Stress-Strain Relationship of High-Performance Fiber-Reinforced Concrete using Silica Fume and Steel Fiber

Abstract

Disaster mitigation in the world of civil engineering can do by improving the performance of construction materials using High-Performance Fiber-Reinforced Concrete (HPFRC). The increasing performance of concrete materials positively affects the physical and mechanical properties of the concrete produced, including the modulus of elasticity. Many equations develop to calculate the distribution of stress-strain of concrete material, such as the Madrid Parabola Formula, Desay & Khrisnan Formula, Majewski Formula, Wang & Hsu Formula, and Saenz Formula.
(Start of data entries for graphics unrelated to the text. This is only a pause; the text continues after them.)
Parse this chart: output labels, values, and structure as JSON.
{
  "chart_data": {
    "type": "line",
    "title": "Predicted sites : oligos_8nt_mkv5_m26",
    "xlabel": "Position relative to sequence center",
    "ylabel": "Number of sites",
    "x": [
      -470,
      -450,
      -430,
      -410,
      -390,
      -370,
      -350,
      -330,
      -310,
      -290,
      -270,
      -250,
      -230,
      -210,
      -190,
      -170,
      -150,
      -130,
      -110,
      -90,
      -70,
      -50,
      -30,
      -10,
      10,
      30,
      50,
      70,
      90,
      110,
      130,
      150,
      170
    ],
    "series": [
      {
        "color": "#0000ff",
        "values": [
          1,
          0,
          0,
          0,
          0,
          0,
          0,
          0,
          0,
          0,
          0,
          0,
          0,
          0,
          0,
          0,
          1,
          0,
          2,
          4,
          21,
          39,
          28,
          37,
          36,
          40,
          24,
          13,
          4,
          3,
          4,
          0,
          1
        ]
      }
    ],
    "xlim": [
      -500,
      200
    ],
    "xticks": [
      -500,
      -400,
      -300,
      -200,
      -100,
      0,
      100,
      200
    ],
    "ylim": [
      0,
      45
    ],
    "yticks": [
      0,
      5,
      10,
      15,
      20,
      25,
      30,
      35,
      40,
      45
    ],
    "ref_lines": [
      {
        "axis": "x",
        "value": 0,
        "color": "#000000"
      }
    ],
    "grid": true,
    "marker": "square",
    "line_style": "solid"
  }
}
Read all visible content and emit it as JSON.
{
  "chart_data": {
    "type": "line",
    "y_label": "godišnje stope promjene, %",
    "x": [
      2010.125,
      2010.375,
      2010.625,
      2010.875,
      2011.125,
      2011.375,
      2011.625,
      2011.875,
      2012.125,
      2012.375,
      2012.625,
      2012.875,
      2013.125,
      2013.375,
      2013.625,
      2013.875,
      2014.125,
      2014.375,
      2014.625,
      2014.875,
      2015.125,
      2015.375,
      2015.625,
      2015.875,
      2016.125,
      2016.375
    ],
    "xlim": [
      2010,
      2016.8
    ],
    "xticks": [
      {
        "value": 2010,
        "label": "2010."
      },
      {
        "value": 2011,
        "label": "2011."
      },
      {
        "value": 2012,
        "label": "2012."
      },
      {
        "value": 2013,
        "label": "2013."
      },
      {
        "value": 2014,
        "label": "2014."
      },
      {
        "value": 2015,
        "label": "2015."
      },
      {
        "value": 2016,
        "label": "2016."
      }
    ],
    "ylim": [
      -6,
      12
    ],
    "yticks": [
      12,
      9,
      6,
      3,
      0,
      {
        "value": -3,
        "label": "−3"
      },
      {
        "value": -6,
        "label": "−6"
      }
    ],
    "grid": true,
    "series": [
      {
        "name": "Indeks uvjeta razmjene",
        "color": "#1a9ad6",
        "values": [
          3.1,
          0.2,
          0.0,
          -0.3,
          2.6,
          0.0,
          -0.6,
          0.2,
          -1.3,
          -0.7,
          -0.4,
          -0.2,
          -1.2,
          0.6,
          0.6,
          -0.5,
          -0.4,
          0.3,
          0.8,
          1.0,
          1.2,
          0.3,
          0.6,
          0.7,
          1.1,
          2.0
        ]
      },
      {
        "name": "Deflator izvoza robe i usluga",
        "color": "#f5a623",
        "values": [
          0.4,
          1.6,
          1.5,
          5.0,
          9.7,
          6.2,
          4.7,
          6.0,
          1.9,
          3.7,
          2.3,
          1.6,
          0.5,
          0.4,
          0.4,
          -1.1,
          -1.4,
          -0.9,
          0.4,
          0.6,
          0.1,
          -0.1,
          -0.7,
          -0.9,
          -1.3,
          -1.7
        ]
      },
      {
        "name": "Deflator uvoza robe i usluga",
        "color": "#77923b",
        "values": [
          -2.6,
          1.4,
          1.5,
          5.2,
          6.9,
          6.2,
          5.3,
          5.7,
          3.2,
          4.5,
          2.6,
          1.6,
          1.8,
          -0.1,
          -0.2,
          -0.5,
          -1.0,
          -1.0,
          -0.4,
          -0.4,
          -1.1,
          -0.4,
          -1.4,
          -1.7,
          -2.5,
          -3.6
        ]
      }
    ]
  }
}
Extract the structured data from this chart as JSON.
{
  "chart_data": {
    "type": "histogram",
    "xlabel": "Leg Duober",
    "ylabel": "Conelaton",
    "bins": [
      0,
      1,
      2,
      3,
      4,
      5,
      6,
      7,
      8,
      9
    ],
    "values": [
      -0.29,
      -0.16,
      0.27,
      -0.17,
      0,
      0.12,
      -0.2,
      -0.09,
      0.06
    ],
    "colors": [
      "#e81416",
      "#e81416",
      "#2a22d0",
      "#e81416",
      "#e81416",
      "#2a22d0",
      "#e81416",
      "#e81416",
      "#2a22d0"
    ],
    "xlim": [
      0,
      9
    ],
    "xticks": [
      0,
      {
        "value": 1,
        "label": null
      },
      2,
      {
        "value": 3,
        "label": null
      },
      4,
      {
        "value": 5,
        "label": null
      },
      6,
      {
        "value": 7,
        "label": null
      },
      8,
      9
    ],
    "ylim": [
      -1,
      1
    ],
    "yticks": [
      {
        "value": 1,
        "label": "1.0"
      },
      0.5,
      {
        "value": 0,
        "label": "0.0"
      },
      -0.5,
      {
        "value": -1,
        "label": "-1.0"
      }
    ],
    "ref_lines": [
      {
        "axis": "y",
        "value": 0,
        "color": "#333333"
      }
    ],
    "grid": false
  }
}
The purpose of this study is to investigate a stress-strain distribution equation and the elastic modulus of elasticity of HPFRC using Portland Pozzolana Cement (PPC) with variations in the composition of silica fume and steel fiber and also investigate the formula of the HPFRC stress-strain distribution. The study conduct using φ φφ φ 15 cm x 30 cm cylindrical specimens. The materials are PPC, sand, gravel, water, silica fume additives, superplasticizers, and Dramix @ 3D steel fiber. Silica fume used varies from 0.0% to 15.0% of the weight of cement. While the steel fiber varies from 0.2% to 1.4% of the volume of the concrete mixture. The compressive strength test carries out refers to ASTM C39/C39M-03, 2003. The stress-strain relationship of HPFRC is obtained from the axial deformation measurement using an extensometer. The results of the study compare with some well-known stress-strain relationship equation. From this study, the stress-strain relationship formula of Desay-Khrisnan is rather suitable for the concrete with W/B ratio variation, but not suitable for silica fume and steel fiber content variation.